As you all know, the U.S. continues to drawdown in Afghanistan. That’s the reason I’m here! My unit exists to send all the Marine Corps equipment, which has accumulated for more than a decade, back to the U.S.
By the end of 2014, it will all have left. The camps that have grown up in recent years will also disappear. And progress has already begun. This week we moved living areas. The buildings and rooms, which had been ours, will be taken down in October and November, so we needed to consolidate into other living areas on the camp.
Separated from my Marines now, I am living in close proximity to the other officers and senior enlisted in the unit. The rooms are smaller, and not quite as nice. They are also much noisier at night – not ideal for an early bird such as myself. As I write this, I am being kept awake at 10 PM (gasp!) by strange noises emanating from both sides of my room.
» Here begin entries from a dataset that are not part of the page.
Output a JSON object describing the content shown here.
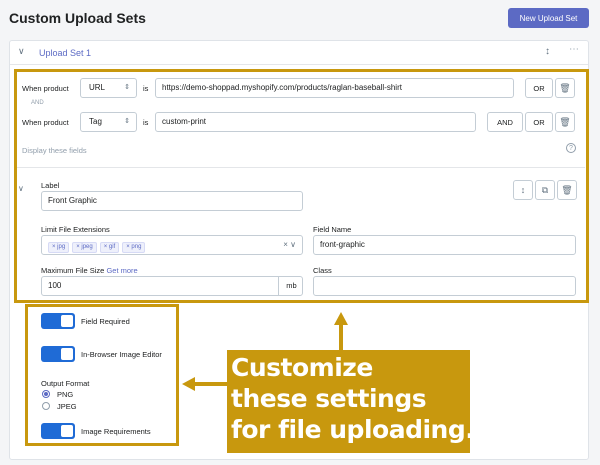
{
  "header": {
    "title": "Custom Upload Sets",
    "new_button": "New Upload Set",
    "accent": "#5c6ac4"
  },
  "upload_set": {
    "title": "Upload Set 1",
    "conditions": [
      {
        "prefix": "When product",
        "type": "URL",
        "operator": "is",
        "value": "https://demo-shoppad.myshopify.com/products/raglan-baseball-shirt",
        "buttons": [
          "OR"
        ]
      },
      {
        "prefix": "When product",
        "type": "Tag",
        "operator": "is",
        "value": "custom-print",
        "buttons": [
          "AND",
          "OR"
        ]
      }
    ],
    "and_separator": "AND",
    "display_fields": "Display these fields",
    "field": {
      "label_caption": "Label",
      "label_value": "Front Graphic",
      "ext_caption": "Limit File Extensions",
      "extensions": [
        "jpg",
        "jpeg",
        "gif",
        "png"
      ],
      "name_caption": "Field Name",
      "name_value": "front-graphic",
      "size_caption": "Maximum File Size",
      "size_link": "Get more",
      "size_value": "100",
      "size_unit": "mb",
      "class_caption": "Class",
      "class_value": ""
    },
    "toggles": {
      "field_required": "Field Required",
      "image_editor": "In-Browser Image Editor",
      "image_requirements": "Image Requirements"
    },
    "output_format": {
      "caption": "Output Format",
      "options": [
        "PNG",
        "JPEG"
      ],
      "selected": "PNG"
    }
  },
  "callout": {
    "lines": [
      "Customize",
      "these settings",
      "for file uploading."
    ],
    "color": "#c8980e"
  }
}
Sigh. Waking up early to workout is going to be challenging.
But this is Afghanistan! I’m living in a room, with a bed, and air conditioning, and electricity – and Internet. I can still Skype with my friends and heat water in the morning for my Starbucks Via coffee (thank you, Colloquium!). I also still have my own room (knock on wood). Who am I to complain??
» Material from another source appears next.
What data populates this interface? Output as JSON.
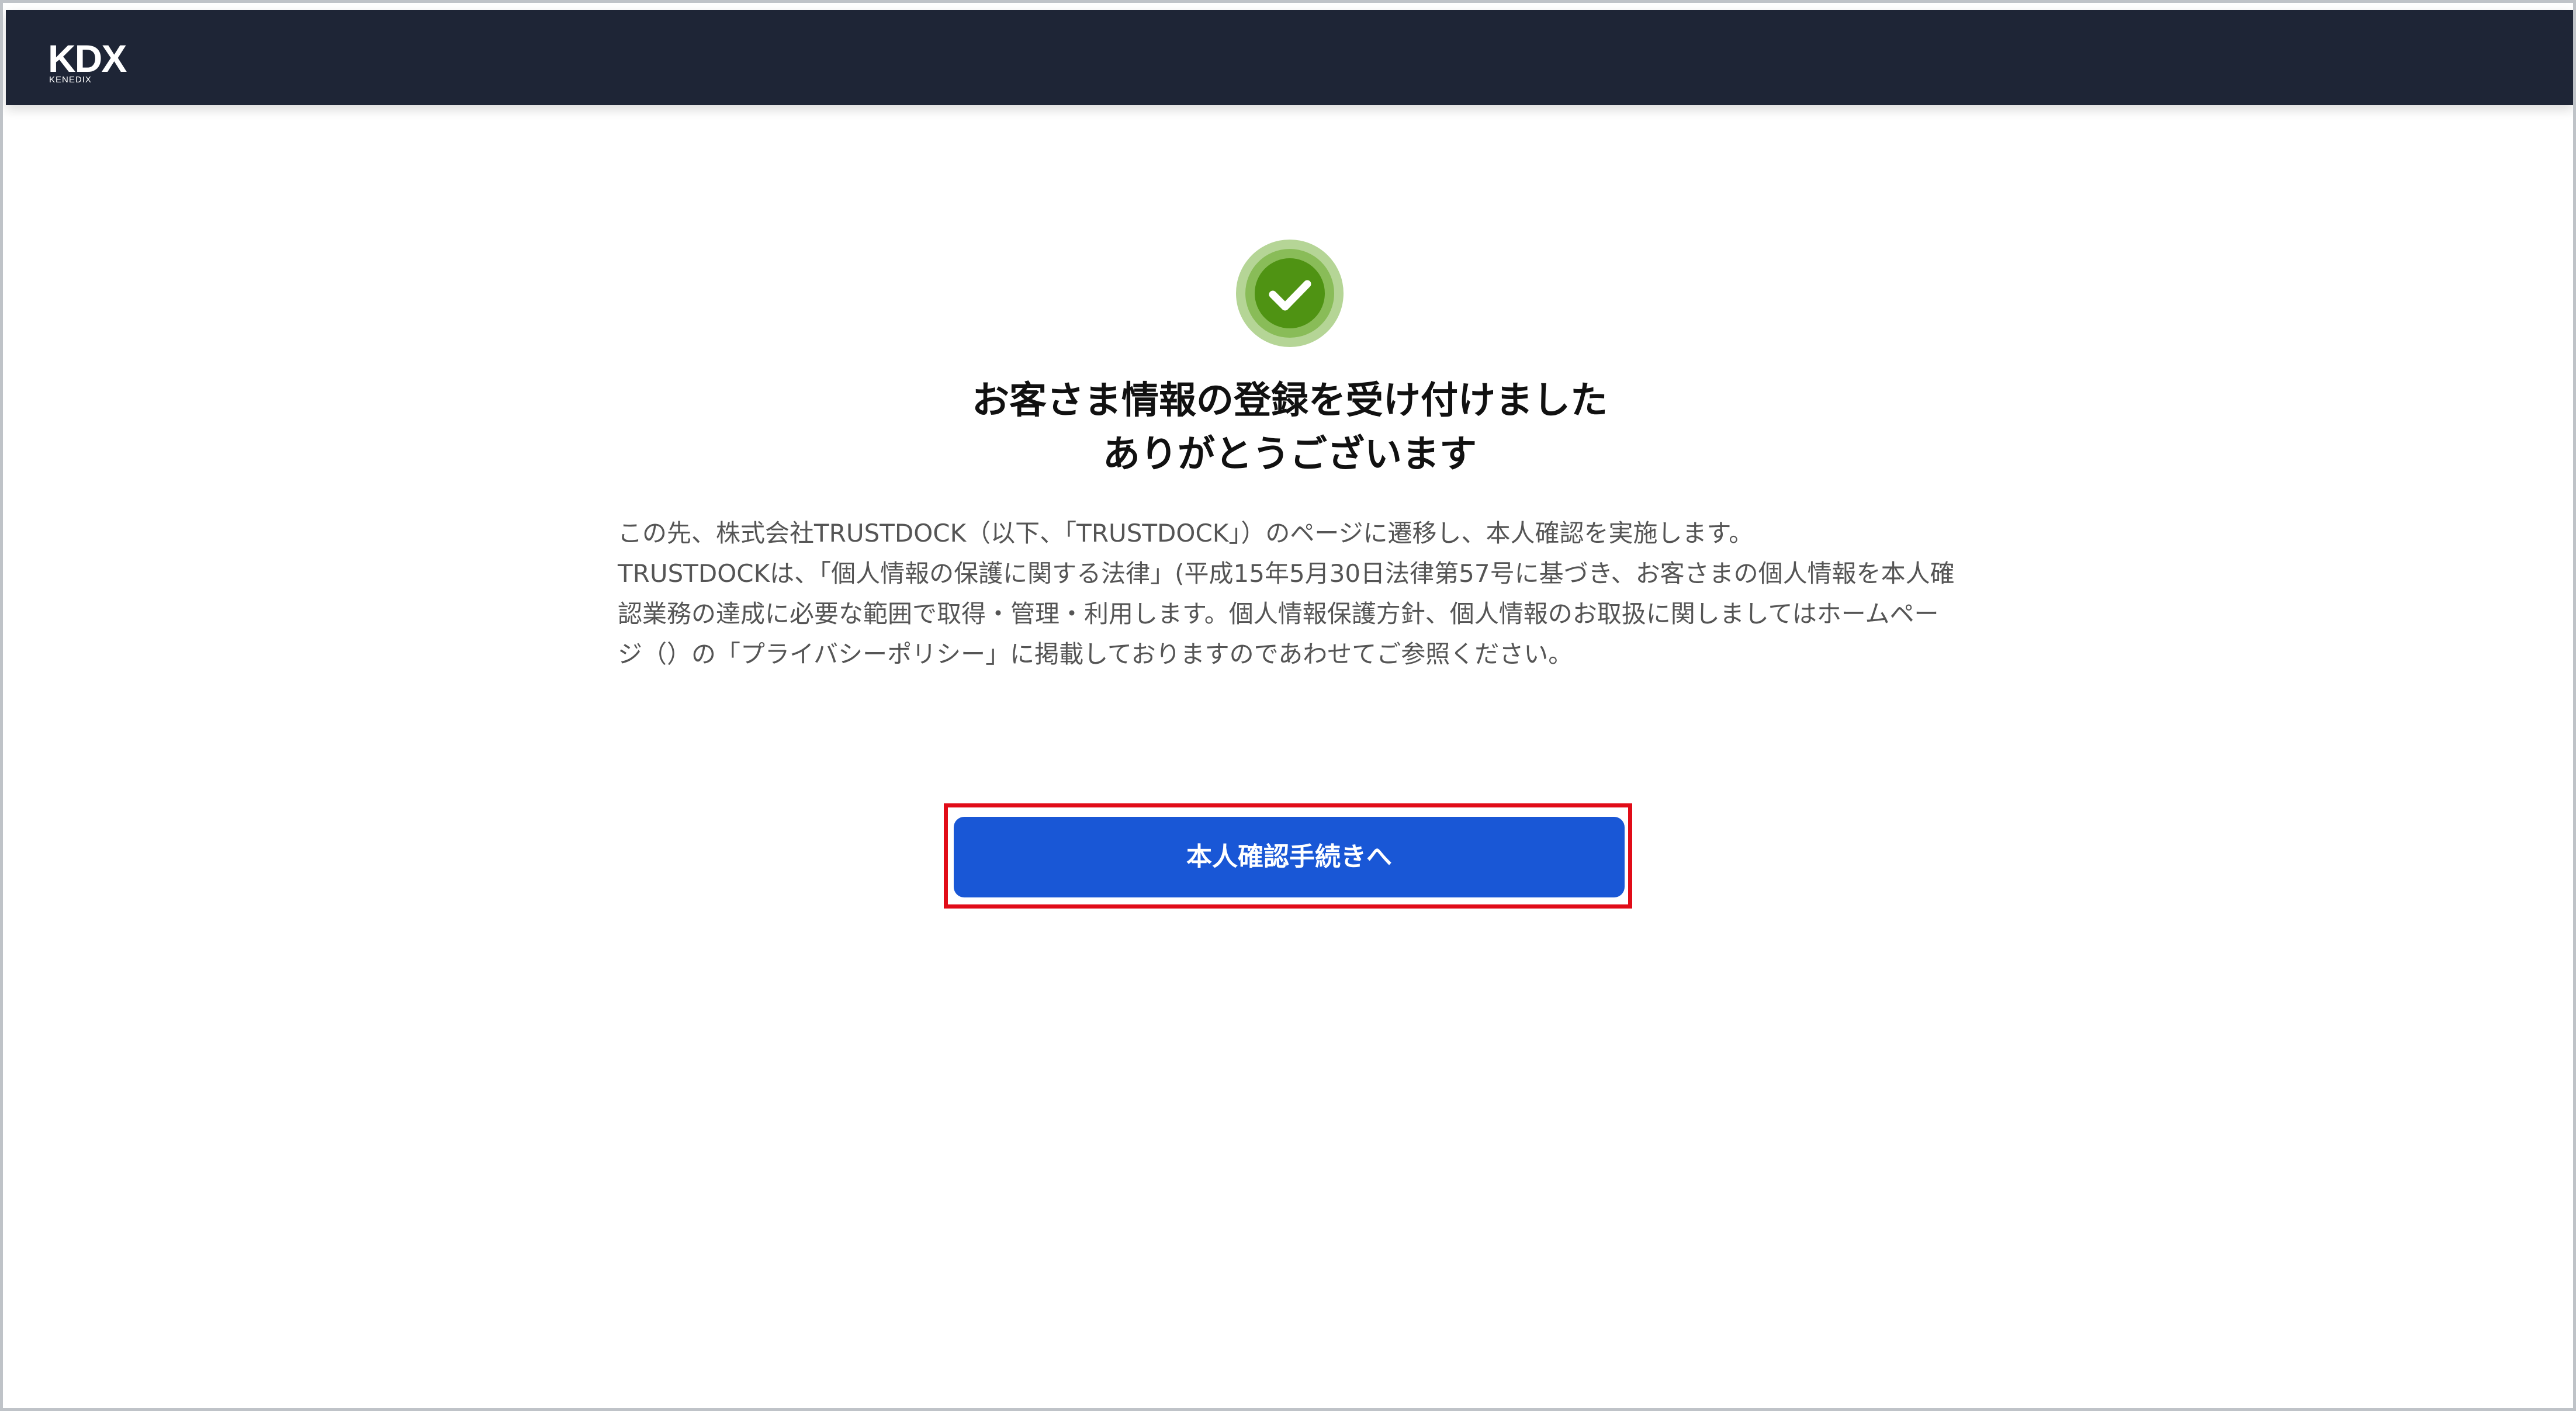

Moving day presented me with a nice change from the normal routine, and a bit of a challenge. The actual move only took about an hour. I even followed my Marines’ advice and left mid-afternoon to go move myself. It required two truckloads to get all of my things, minus the desk and bookshelf that I had “acquired”.
The major dilemma facing me was the fact that I had two sets of bunk beds in the room. At some point, some very intelligent person had determined that four individuals could/should live in these rooms. Now, I realize this is the Marine Corps and all, but these rooms are not made for four people.
Only being one person, and desiring more room in my slightly smaller space, I decided that I would disassemble the extraneous bunk bed. Fortunately, no tools were required. No screws or nails held the bed together. The pieces nested nicely into each other and could be pulled apart. However, the racks are metal (and a bit heavy). I got myself into a bit of a predicament with the top part of the bed getting slightly mangled with the bottom part. Unable to hold the entire top portion of the bed up all by myself, one end slipped and got stuck.
As I stood surveying the situation (fairly sweaty and tired at this point), I pondered my options. I could continue trying to disentangle the pieces of the bunk bed, risking damage to the frame (and what costs I would incur, I don’t know). I could return to the lot, and let my Marines know that I required some assistance. But this would reveal my inadequacies to my Marines. I wasn’t prepared to let them in on my secret. I must appear invincible, after all. And not being able to take apart a simple bunk bed would certainly damage my invincible image.
I persevered, and soon was rewarded! The bed was completely apart, with only two scrapes on the floor as proof of my travails. Panting, I stacked all the pieces against the wall (should I need them for some future room mate). This provided ample space for my desk (the most important thing in the room) and my bookshelf. Neatly organized, I am all settled into my new accommodations.
We will be moving workspaces in the coming weeks. This endeavor will take more time, planning and effort. I am looking forward to the logistical challenge, though it will be tiring.